Parameter comparisons

PMC can return the distributions of the parameters as well, just as is done for the lambda parameter in the example above. Doing this for the OU.3 model confirms that while the OU models seem to fit more reliably than the lambda models, their is still much more uncertainty in the tree scaling parameter (alpha) than the other parameters.

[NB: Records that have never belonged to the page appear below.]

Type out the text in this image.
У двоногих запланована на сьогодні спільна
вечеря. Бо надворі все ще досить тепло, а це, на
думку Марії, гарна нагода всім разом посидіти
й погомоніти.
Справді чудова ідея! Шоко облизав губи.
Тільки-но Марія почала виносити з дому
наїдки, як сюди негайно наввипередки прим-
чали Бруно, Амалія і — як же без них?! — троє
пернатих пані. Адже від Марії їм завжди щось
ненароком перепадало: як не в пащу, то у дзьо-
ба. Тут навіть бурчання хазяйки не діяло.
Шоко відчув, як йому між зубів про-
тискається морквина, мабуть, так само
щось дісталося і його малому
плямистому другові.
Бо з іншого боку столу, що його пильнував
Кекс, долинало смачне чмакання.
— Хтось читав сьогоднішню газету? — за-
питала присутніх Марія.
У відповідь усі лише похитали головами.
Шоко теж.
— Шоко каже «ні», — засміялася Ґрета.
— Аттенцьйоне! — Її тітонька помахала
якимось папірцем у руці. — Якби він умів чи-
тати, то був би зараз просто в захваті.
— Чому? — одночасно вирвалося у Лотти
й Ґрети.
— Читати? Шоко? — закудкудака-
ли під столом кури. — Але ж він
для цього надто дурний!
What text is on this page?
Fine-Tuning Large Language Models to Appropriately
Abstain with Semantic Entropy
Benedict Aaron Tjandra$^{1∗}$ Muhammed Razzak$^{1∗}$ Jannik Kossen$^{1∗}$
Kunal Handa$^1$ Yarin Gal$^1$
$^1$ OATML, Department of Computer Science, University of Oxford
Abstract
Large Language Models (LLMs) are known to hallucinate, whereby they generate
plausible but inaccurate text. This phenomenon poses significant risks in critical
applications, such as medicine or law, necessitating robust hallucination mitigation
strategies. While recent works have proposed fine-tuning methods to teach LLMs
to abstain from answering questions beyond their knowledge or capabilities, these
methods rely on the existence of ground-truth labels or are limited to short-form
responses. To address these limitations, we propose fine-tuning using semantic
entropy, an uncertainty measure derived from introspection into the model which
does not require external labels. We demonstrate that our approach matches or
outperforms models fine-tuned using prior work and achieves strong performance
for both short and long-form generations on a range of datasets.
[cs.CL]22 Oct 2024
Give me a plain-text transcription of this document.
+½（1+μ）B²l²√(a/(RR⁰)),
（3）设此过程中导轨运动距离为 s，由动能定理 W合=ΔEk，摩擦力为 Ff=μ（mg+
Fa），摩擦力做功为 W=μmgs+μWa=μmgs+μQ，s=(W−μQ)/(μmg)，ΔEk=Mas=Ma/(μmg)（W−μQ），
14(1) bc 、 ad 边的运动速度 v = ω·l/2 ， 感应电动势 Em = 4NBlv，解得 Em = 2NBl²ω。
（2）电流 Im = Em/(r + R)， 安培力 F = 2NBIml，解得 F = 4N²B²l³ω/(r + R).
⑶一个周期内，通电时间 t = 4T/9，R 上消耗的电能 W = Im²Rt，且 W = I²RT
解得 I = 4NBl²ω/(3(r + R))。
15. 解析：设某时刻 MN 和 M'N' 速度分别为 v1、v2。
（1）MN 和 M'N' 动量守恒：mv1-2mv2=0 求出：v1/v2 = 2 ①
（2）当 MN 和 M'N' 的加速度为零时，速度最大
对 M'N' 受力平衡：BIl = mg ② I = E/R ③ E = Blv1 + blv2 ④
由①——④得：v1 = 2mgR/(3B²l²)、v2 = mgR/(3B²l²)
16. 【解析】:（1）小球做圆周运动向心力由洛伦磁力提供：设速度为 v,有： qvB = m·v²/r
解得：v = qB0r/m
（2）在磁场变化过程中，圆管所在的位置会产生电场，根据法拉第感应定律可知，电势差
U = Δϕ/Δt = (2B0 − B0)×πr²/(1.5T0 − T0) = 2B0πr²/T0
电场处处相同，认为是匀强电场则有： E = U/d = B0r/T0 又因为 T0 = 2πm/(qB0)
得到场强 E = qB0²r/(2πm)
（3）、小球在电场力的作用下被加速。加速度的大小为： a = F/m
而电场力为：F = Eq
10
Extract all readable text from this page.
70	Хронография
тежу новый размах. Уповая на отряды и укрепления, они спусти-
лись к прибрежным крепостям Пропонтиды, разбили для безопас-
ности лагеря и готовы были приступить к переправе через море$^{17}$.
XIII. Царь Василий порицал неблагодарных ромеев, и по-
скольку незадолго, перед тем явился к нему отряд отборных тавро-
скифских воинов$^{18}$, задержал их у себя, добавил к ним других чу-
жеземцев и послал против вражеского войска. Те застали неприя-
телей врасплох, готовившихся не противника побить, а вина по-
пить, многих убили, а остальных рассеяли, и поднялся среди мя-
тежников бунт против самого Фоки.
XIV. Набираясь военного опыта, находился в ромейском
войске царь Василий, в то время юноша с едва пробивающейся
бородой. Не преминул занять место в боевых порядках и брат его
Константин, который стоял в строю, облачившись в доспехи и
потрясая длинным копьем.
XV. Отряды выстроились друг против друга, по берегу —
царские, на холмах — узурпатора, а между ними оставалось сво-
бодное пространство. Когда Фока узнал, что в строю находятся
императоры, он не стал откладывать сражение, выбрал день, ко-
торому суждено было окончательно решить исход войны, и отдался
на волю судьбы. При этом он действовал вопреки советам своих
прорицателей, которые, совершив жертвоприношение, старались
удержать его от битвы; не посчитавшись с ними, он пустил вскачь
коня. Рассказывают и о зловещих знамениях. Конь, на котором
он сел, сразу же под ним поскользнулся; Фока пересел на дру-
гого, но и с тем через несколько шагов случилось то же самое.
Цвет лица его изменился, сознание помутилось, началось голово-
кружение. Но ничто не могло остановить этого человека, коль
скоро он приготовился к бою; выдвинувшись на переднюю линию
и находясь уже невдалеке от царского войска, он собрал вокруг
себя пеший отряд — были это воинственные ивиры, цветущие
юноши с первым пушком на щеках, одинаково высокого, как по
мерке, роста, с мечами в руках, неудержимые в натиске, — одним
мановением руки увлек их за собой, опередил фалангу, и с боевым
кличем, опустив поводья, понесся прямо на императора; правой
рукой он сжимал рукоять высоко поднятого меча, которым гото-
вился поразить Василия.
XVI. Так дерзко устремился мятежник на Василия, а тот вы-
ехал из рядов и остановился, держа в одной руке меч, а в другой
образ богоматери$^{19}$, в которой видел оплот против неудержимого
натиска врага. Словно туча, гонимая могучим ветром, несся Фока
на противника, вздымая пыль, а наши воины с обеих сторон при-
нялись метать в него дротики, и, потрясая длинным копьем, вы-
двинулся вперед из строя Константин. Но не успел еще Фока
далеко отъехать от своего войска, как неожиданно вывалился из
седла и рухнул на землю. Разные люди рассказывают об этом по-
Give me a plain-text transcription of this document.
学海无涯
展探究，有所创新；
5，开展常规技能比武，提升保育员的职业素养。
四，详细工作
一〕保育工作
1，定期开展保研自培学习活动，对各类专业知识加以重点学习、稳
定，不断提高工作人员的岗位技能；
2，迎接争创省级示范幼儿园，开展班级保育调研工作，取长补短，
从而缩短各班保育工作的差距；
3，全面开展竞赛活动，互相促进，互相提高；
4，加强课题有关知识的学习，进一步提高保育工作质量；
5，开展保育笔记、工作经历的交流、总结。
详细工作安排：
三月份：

It is also interesting to compare to the case where the data is simulated by BM but estimated from OU.3:

large <- density(bm_v_ouLP$null_sim_test_pars[2,])
med <- density(bm_v_ouLP$null_sim_test_pars[3,])
small <- density(bm_v_ouLP$null_sim_test_pars[4,])
sigma_post <- density(bm_v_ouLP$null_sim_test_pars[1,])
alpha_post <- density((bm_v_ouLP$null_sim_test_pars[5,]))

Power curve comparisons

Rerunning the power-curve examples to use simulated data instead of my original example with arbitrary real trees. Also running examples to show the impact of tree topology on power to detect alpha. Using lambda as a convenient way to distort tree topology. Examples running now, see code.

Writing continues

Otherwise I’m continuing to work on the manuscript writing for most of the past few days, hope to have a draft out to Graham and Peter tonight.